The fourth community partner to have received lots from the RDA is Invictus, a for-profit development firm based in Lake Charles and run by Chris Senegal. Senegal received seven lots located just outside the gates of Southern University, on which he is planning to develop market-rate rental housing. Eventually, he hopes the residential project will spawn commercial development. But his lots are interspersed between dozens of other blighted homes and overgrown lots that he has yet to acquire.
“We were waiting for the other development plan to get done … and get funding so when we go talk to these individuals we can write a check that day,” he says.
Invictus and the others that received RDA lots are required, by virtue of their agreement with the RDA, to build on them within two years. Every six months the agency reviews their progress. If the developers haven’t measured up by the end of the two-year period, the RDA will take the lots back.
The RDA director of real estate, James Andermann, doesn’t think that will happen.
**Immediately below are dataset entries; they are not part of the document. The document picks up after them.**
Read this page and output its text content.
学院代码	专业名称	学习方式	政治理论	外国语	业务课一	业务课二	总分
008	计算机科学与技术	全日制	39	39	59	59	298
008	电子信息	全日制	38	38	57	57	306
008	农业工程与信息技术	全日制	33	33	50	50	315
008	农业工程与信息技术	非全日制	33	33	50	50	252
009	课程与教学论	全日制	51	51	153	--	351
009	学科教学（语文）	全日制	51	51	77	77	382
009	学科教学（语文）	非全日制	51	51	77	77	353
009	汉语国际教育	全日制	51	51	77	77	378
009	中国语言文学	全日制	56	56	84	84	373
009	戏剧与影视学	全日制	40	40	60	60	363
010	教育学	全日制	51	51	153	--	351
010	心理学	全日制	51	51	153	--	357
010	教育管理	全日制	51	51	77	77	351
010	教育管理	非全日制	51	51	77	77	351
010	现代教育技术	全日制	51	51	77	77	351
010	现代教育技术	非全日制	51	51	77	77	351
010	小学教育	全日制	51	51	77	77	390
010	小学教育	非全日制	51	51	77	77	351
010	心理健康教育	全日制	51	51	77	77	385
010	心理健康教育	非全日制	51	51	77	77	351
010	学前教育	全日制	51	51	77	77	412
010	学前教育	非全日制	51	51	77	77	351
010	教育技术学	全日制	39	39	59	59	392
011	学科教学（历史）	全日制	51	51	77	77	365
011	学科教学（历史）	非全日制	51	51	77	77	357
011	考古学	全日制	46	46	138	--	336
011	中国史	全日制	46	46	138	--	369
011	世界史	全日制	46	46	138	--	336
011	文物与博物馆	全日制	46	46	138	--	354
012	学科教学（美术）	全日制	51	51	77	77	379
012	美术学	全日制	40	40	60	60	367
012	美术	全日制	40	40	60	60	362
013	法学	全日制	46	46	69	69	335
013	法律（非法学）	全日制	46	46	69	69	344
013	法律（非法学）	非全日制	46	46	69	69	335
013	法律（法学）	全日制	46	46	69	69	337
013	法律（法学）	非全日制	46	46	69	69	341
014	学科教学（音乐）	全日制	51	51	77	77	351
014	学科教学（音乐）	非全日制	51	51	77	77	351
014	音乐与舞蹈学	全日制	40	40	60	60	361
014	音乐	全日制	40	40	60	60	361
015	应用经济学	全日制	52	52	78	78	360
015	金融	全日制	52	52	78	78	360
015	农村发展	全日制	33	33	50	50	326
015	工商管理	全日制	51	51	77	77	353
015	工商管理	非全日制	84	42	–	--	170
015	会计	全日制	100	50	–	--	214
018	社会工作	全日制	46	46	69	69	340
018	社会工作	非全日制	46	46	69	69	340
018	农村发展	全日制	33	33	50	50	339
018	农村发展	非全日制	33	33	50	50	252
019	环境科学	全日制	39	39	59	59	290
He is pleased with the progress all four community partners are making and believes several of the projects will get off the ground within the year.
“This is all about to pop,” he says. “It’s all going to start happening at once, and then you’ll see how so many of our initiatives all tie in together.”
For their part, developers say they’re dedicated to the projects. They’re just hamstrung by the challenges of finding financing. If you’re a nonprofit seeking HUD financing, the regulations and restrictions can be crippling. If you’re a private developer and try to go the conventional route, you’re often stymied by the fact that demand is scant for new housing stock in neighborhoods that have but tiny pockets of redevelopment.
“If you had $120,000, would you want to buy a house in one of these neighborhoods?” says Cunningham at National Housing. “The answer is no. The requirements for home ownership have gotten stiffer and tougher, so if you can meet them, you’re not going to want to be in that neighborhood.”
Then there is the bigger issue of whether developing individual lots is the most effective way to redevelop blighted areas. Even if the various groups working with the RDA are able to build new housing units on their lots within the next two years, the parcels are so scattered and so few in number they won’t make much difference. Noland concedes it’s a problem, which is one reason the RDA has shifted away from the land bank program.
“We joined the chorus of people who argued, early on, that a key element of the RDA’s existence should be dealing with this blighted, adjudicated property,” Noland says. “Then we took off our shades and looked at it and said, ‘Oh shucks, this hole is deeper than we thought. Just because you get a bunch of free property doesn’t mean houses are going to spring up. You need catalyst projects to get people excited about moving to these areas.”